Yağız, hafifçe sırıtıp arkasına yaslanan adamdan pek hoşlanmasa da bunu belli etmeye niyeti yoktu. Bu durumlarda polislerin özellikle karşısındakinin üstünde psikolojik üstünlük kurmak istediklerini bilecek kadar tecrübeliydi ve bu tür oyunlara gelmeye hiç niyeti yoktu.

"İsterseniz sadede gelelim komiserim. Öncelikle neden buradayım? Açıklığa kavuşturursak iyi olur." Yağız'ın tavırları da en az karşısındaki polis kadar rahattı.

Odayı saran soğuk kahkaha sesine karşı Yağız, tepkisizliğini korudu. Hatta dudağının kenarını hafifçe kıvırarak "Sorduğum sorunun bu kadar hoşunuza gideceğini bilseydim daha önce sorardım." Dedi.

" Burada soruları ben sorarım biliyorsunuz ki" dedi komiser tekrar arkasına yaslanarak "Ama Eymen BOZOKLU'yu hastanelik edecek kadar dövdükten sonra, bana böyle bir soru sormanız gerçekten çok manidar."

"Tüm bu curcuna, Eymen'i dövdüğümü düşündüğünüz için miydi gerçekten?" Yağız gülümseyerek kafasını sağa sola sallayıp " Başından bana Eymen'i dövüp dövmediğimi sormuş olsaydınız size, seve seve cevap verirdim. En azından bu kadar zaman kaybetmemiş olurduk."

Kapının çalınmasıyla, ikisinin de gözleri elinde iki fincan kahve ile giren polis memuruna kaydı. Yağız kendisine uzatılan kahveyi usulca sehpanın üzerine bıraktı. Odanın gergin havası biraz olsun dağılmıştı.

"Konunun sadece birini dövmek olmadığını siz benden iyi biliyorsunuz Yağız Bey." Odadaki sessizliği bozan Emniyet Müdürünün sesi olmuştu. "Sizin ile ilgili olan suçlamalar çok ağır şeyler. Bilmenizi isterim ki, bu soruşturmayı bizzat kendim yürüteceğim."

"Neden burada olduğumu ve üzerime ne iftiralar atıldığını bilmiyorum ama bu işi sizin gibi bir Emniyet Müdürünün yürüteceğini bilmek işin ciddiyetinin büyüklüğünü gösteriyor."

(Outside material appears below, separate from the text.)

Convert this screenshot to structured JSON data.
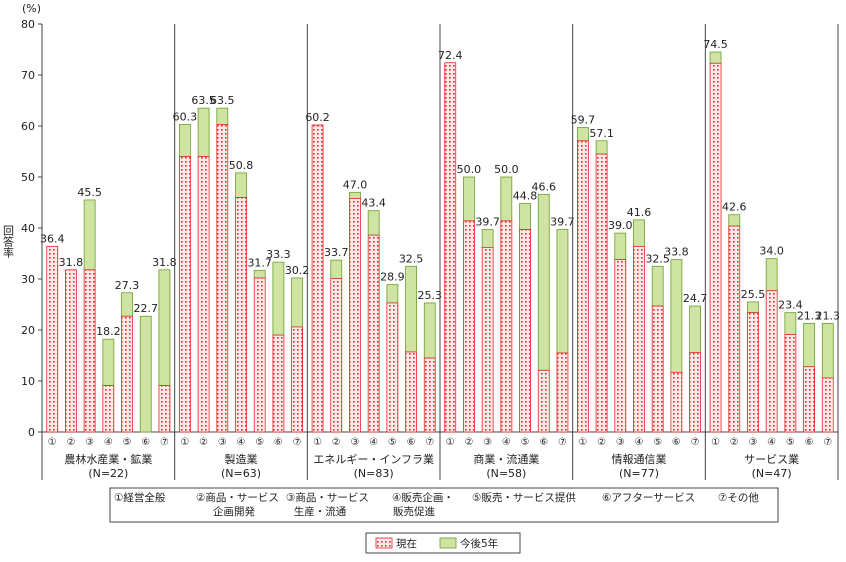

"İşin içinde kaçırma, tecavüz ve alıkoyma varsa ki bunlar meslek hayatım boyunca uğruna mücadele verdiğim en hassas konulardan biridir, yapanın da yaptıranın da cezasını en ağır bir şekilde çektirmek için fena uğraşırım Yağız Bey."

Yağız; karşısında kendinden emin ve bu uğurda her şeyi yapabileceği gözlerinden okunan komisere karşı savaş baltalarını biraz olsun indirmişti. Sergilediği tavırdan, onun bu konuda her şeyi yapabilecek cesareti olduğunu anlamak için müneccim olmaya gerek yoktu. Biraz olsun rahat bir nefes almıştı. Bu adamın, Eymen tarafından satın alınamayacağını bilmek ona güven verirken kahverengi gözlerinin içinden ateşler çıkarcasına konuşması doğru söylediğinin en büyük kanıtıydı. Artık karşısındaki idealist polise daha farklı bir göz ile bakıyordu.

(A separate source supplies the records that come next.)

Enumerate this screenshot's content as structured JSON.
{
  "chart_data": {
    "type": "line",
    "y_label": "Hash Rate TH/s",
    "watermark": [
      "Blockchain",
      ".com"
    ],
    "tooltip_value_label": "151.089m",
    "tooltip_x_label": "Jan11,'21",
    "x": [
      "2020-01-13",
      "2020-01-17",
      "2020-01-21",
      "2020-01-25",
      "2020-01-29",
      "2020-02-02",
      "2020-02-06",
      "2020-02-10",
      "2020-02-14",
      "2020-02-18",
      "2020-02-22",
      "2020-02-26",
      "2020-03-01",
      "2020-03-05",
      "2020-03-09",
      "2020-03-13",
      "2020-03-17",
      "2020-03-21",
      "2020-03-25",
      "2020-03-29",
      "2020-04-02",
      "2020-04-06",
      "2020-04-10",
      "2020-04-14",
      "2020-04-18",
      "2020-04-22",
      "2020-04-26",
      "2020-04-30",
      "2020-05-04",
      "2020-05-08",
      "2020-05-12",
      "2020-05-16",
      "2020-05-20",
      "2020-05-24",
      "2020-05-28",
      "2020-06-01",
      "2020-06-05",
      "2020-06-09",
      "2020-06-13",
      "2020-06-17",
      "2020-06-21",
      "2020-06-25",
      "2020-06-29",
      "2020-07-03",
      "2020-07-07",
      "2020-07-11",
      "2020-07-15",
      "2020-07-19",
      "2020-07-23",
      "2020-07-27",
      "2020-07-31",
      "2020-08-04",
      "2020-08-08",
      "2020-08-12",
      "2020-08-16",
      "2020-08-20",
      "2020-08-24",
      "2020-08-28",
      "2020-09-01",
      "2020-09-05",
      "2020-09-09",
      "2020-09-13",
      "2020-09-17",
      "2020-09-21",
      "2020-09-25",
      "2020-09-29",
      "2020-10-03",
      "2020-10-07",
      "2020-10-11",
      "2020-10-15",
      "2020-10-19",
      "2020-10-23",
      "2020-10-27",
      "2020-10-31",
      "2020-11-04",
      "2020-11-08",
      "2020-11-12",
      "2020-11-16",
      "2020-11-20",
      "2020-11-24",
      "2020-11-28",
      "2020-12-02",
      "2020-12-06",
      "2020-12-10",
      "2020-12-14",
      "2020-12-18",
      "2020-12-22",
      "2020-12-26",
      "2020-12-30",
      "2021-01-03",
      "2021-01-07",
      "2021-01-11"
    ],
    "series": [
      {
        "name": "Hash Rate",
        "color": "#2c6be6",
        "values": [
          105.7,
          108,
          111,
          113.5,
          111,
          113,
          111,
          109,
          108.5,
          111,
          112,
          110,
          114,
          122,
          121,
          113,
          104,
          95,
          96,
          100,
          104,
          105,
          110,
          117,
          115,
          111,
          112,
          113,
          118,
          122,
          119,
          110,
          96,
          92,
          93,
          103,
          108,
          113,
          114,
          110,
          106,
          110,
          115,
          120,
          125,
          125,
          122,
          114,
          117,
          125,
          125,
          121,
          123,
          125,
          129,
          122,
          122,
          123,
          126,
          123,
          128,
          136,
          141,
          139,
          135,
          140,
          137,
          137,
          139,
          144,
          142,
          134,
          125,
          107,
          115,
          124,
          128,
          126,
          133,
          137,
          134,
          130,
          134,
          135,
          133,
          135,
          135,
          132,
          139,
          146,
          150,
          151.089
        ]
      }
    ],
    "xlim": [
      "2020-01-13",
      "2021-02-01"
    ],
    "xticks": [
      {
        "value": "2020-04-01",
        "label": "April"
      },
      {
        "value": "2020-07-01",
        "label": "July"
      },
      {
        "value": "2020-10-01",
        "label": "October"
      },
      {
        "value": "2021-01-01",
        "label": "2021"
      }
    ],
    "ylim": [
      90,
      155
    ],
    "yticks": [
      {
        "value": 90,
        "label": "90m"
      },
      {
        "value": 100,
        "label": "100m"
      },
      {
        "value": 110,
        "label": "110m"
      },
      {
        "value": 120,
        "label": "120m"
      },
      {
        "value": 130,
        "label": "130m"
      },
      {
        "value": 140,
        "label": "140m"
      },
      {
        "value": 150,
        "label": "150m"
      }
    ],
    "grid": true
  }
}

"Sizinle aynı fikirdeyim Faruk Müdürüm. Bu ülkede, yıllarca haberlerde tecavüze uğrayan kardeşlerimizi, eşlerimizi, kadınlarımızı okuduk duyduk. Keza yakalanan zanlıların az bir ceza ile kurtuluşuna da yine bu ülkede şahit olduk. Üstelik bazı psikopatlar kadınlarımıza sadece tecavüz etmeyip canice işkenceler de yaptığını bu işin çok yakınından olan biri olarak siz benden iyi biliyorsunuzdur. Bir kısmına töre dedik, bir kısmını tecavüzcüsüyle evlendirip şiddet dolu bir geleceğe mahkum ettik, bir kısmına birkaç dakika üzülüp sonrasında hiç bir şey yokmuş gibi hayatımıza devam ettik. Bu güzel ülkemizdeki kanunların bu konuda yetersiz olduğunu bilmek bile vicdanımı sızlatırken böyle bir durum ile suçlanmak beni derinden yaraladı inanın." Konuşurken gerçekten sinirlenmişti. Eymen'in, Nehir'e ve Eylüle yaptıklarını düşündükçe daha çıldıracak gibi hissediyordu. Eğer Nehir'e yaptıklarının yanında bir de tecavüz varsa onun derisini canlı canlı yüzecekti.